Memilih sekolah yang tepat kerap kali membuat pusing tujuh keliling para orang tua. Kualitas, biaya, dan jarak menjadi satu dari berbagai pertimbangan dalam memilih lembaga pendidikan yang tepat bagi sang buah hati. Berbagai macam konsep ditawarkan para penyedia lembaga pendidikan negeri ataupun swasta dengan kegiatan pendidikan formal mulai dari jenjang pra-sekolah sampai ke jenjang pendidikan tinggi, baik yang bersifat umum maupun khusus. Pasalnya, lembaga pendidikan juga merupakan sebuah institusi sosial yang menjadi agen sosialisasi lanjutan setelah keluarga.

Sekolah berbasis alam atau yang lebih dikenal dengan sekolah alam menjadi salah satu alternatif yang bisa dipilih para orang tua. Salah satu sekolah alam yang ada, yakni Sekolah Global Andalan Pelalawan Estate yang berlokasi di Kabupaten Pelalawan, Riau. Awalnya Sekolah Global Andalan Pelalawan Estate merupakan sekolah dasar konvensioanl.
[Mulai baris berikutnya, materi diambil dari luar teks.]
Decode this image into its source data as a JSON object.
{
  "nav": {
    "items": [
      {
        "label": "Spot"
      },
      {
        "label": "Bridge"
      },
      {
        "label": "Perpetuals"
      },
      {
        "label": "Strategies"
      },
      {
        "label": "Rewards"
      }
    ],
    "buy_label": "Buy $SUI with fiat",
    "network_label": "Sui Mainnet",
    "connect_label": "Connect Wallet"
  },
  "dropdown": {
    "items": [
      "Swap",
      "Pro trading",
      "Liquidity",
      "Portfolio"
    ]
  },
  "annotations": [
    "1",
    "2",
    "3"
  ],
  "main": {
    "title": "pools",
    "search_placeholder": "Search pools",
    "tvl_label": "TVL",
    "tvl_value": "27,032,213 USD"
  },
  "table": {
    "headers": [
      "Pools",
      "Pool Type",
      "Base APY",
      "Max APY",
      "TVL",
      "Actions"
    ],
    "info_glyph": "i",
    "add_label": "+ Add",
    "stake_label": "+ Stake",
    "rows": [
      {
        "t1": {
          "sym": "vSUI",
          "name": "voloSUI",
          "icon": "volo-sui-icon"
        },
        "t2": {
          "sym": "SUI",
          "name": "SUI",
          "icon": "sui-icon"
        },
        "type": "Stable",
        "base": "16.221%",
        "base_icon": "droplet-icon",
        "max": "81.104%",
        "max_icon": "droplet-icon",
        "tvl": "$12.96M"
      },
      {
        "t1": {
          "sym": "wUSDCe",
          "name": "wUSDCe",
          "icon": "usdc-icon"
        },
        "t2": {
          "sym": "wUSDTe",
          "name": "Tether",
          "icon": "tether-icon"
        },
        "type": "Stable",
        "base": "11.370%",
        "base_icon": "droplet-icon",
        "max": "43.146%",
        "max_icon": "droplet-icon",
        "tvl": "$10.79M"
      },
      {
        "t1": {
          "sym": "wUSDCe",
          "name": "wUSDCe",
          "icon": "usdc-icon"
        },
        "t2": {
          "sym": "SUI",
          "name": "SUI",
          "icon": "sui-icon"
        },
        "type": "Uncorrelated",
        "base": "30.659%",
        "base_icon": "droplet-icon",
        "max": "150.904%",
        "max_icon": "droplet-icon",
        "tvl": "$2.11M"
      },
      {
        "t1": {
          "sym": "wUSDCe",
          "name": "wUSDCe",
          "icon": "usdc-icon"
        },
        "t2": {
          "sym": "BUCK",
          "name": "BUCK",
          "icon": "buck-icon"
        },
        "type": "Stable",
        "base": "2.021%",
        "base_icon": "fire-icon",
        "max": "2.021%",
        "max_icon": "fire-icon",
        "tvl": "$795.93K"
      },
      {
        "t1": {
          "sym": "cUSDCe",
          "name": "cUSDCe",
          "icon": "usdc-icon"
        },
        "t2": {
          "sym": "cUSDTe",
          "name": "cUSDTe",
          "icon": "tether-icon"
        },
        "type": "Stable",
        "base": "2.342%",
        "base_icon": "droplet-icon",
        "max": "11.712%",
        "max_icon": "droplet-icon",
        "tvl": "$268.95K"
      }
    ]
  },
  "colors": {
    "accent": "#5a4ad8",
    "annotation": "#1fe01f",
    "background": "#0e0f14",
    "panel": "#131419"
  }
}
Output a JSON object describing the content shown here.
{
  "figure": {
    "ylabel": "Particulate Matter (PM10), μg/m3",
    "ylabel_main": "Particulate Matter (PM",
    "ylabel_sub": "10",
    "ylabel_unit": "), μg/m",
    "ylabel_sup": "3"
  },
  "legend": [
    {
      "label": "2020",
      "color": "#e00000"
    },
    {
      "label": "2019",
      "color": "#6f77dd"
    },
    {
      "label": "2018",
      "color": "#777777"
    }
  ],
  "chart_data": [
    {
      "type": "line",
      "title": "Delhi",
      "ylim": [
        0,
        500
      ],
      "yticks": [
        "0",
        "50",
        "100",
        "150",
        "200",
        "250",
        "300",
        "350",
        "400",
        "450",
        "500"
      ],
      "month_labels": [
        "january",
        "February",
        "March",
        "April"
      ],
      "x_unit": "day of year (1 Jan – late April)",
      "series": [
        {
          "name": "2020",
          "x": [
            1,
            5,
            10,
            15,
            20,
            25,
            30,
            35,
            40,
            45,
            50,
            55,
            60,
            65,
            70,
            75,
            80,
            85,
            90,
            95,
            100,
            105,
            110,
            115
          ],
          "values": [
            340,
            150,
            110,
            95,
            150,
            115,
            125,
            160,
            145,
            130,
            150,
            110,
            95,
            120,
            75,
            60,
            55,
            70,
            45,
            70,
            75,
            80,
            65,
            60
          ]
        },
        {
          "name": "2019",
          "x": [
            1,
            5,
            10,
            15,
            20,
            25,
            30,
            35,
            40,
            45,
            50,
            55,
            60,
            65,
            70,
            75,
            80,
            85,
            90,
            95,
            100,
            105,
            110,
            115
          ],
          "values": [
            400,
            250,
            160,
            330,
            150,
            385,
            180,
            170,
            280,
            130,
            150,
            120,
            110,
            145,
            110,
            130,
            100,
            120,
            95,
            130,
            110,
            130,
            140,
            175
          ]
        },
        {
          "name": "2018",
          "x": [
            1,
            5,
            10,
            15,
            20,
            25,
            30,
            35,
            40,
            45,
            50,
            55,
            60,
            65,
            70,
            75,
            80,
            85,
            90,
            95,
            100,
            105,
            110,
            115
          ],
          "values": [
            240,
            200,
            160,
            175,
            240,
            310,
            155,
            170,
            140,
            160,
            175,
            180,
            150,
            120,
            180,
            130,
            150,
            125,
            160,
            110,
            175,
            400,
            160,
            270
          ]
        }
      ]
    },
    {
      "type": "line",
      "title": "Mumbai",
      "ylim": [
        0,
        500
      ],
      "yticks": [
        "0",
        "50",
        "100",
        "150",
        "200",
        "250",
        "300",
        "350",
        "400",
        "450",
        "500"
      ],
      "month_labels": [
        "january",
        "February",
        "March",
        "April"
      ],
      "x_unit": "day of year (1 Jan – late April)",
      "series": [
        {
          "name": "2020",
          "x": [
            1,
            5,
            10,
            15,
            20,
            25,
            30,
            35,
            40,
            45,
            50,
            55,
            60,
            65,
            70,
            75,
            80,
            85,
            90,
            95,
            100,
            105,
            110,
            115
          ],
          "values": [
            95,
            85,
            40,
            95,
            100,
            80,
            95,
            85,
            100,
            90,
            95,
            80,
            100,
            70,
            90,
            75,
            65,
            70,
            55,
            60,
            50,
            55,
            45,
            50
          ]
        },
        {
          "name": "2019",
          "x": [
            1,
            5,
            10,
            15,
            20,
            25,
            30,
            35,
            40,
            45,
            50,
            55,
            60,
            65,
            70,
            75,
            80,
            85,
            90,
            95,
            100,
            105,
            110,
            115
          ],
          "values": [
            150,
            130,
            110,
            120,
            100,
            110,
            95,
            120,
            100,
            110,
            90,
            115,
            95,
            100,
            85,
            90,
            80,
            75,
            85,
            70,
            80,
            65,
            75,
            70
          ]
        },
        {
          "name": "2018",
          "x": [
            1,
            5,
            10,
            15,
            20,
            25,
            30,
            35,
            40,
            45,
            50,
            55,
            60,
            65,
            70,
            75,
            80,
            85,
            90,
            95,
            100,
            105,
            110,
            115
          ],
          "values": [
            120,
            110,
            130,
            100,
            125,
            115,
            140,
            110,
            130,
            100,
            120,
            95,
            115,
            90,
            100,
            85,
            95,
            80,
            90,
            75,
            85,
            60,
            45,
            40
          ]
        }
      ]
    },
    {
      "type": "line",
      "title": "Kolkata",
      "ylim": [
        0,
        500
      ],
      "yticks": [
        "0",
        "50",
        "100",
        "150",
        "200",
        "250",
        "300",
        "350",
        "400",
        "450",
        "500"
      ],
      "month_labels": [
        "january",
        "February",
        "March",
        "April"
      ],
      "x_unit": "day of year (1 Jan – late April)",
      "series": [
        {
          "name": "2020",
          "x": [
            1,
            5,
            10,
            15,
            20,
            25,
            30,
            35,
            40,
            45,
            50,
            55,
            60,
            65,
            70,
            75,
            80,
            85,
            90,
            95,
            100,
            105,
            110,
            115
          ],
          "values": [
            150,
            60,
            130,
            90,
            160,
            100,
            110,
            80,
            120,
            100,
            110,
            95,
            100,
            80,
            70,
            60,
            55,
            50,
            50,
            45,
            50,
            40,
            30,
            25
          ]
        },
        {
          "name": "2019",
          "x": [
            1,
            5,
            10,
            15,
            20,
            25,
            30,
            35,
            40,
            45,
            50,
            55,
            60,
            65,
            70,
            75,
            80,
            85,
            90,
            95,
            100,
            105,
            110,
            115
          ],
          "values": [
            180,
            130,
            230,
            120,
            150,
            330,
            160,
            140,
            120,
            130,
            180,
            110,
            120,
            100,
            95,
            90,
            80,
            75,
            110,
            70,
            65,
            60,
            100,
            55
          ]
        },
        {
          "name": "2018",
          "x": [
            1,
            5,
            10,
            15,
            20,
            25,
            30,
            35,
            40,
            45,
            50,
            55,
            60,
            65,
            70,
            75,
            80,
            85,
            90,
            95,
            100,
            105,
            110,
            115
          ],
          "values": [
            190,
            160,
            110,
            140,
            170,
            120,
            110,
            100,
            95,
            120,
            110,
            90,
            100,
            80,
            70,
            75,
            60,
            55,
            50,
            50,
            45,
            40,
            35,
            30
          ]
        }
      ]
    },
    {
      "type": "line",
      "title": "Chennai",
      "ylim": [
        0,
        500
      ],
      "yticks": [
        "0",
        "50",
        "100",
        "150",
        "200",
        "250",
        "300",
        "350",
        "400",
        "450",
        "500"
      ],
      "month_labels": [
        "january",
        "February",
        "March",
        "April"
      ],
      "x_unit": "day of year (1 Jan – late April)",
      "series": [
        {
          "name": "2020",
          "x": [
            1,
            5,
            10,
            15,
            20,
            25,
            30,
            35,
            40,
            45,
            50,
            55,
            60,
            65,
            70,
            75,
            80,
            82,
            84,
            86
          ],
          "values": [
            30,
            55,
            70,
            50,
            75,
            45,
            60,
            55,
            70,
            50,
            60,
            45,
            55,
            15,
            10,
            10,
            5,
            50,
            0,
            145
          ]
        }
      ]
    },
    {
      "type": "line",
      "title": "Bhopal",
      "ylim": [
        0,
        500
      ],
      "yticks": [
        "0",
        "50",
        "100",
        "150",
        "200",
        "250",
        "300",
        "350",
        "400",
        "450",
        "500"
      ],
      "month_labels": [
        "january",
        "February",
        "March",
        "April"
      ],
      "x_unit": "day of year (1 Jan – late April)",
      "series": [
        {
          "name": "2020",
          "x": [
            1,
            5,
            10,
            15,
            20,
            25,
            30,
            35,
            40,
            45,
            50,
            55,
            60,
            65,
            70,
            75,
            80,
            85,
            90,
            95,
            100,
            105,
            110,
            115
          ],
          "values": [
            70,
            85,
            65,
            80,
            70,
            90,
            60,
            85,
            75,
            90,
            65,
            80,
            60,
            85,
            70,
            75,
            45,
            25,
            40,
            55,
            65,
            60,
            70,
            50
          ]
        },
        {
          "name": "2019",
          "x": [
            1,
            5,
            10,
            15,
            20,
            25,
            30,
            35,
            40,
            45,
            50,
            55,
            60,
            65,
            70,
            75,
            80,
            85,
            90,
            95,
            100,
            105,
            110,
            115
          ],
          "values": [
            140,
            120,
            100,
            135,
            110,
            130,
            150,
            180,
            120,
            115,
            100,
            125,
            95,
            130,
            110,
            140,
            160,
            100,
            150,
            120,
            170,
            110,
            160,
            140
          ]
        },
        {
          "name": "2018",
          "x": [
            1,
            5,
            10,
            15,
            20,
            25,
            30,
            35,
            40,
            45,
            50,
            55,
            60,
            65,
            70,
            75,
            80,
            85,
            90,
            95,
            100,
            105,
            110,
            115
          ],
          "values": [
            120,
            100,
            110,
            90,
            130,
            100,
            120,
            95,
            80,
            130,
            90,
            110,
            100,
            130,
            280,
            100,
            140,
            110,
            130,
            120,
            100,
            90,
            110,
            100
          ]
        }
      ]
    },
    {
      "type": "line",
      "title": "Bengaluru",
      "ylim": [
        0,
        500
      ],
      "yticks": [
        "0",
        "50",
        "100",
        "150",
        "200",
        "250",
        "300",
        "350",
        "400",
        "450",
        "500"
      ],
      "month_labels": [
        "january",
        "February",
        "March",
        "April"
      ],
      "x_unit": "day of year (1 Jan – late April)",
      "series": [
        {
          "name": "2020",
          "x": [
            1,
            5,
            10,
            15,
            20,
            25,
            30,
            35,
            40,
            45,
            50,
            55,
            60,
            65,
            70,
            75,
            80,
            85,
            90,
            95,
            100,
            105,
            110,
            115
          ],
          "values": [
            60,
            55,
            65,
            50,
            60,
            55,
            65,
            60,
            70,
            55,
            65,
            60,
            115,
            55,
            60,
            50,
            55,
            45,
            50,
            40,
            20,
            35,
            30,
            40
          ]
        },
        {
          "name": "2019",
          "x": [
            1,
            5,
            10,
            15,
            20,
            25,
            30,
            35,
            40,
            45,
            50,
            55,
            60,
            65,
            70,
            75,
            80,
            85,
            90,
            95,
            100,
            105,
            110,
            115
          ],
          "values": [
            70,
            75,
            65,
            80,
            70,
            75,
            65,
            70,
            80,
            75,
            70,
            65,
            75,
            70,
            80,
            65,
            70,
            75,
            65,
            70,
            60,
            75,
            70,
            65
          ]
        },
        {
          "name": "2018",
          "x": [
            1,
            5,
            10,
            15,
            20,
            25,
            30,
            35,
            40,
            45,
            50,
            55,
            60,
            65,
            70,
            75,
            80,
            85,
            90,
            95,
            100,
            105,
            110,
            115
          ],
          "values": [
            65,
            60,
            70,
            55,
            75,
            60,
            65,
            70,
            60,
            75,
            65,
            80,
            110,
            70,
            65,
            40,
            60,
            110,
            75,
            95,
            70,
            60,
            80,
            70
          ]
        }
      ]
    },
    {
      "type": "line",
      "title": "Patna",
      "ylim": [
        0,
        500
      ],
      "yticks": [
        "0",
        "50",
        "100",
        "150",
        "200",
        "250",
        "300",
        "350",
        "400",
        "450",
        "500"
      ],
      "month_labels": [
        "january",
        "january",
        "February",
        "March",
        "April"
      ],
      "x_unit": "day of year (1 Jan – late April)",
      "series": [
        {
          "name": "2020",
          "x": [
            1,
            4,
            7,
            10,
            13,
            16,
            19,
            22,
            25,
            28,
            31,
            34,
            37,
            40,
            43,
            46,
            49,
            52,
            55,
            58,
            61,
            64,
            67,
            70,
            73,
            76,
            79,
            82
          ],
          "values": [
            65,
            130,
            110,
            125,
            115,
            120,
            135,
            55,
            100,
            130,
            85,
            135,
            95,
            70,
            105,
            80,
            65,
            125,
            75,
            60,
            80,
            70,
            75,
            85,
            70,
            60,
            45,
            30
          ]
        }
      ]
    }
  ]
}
Hingga pada tahun 2007 Yayasan Global Andalan yang ada di bawah PT Riau Andalan Pulp and Paper (RAPP) ini memutuskan untuk menyulap sekolah menjadi sekolah alam dengan nama Sekolah Global Andalan Pelalawan Estate.

Manager Yayasan Global Andalan, Jansen Yudianto, menceritakan kepada Warta Ekonomi bahwa keputusan yayasan untuk mengambil alih sekolah tersebut adalah untuk menampung anak-anak kontraktor atau buruh lepas yang bekerja di RAPP. Namun dalam perjalanan, sekolah juga menampung anak-anak dari warga setempat serta anak karyawan RAPP.

Manajemen RAPP pun memutuskan untuk memberikan lahan seluas tiga hektare guna pembangunan sekolah alam tersebut. Akhirnya, pada tahun 2015 RAPP merombak bangunan sekolah dari rumah panggung menjadi bangunan kokoh. Tak sampai di situ, RAPP juga mendirikan kelas berbentuk gazebo. Dengan demikian, para murid di sekolah tersebut bisa belajar sesuai dengan kurikulum, tapi juga bisa belajar mengenal alam.

"Jadi Pak Bey Soo Khiang (Chairman, APRIL Group) bersama dengan Pak Anderson Tanoto (Direktur RGE) datang ke sekolah ini melihat bahwa rumah panggung sudah kurang layak maka mereka memberikan bangunan ini kepada kita tahun 2015," ujar Jansen.

Lebih lanjut, Jansen mengungkapkan jika sekolah alam berbeda dengan sekolah konvensional. Di sekolah alam, selain belajar sesuai kurikulum yang dikeluarkan oleh Kementerian Pendidikan dan Kebudayaan RI, para murid memperoleh ilmu tambahan mengenai lingkungan. Adapun, pendidikan alam diberikan pada hari Sabtu, sedangkan pendidikan berbasis kurikulum dilaksanakan dari Senin hingga Jumat.

Alhasil, setelah lulus murid di Sekolah Global Andalan Pelalawan Estate telah memiliki kepiawaian dalam bertahan hidup. "Jadi, kami menanamkan life skill," singkatnya.

Ia mengatakan di sekolah tersebut ada beberapa metode tambahan. Pertama, pendidikan lingkungan agar para murid bisa menjaga lingkungan. Kedua, para murid diajarkan untuk melakukan kebiasaan recycle, reuse, dan reduce. Ketiga, mereka diberi pemahaman untuk terus menjaga kelestarian alam. Keempat, para murid diajarkan untuk memiliki keterampilan kerja agar bisa mandiri di masa depan.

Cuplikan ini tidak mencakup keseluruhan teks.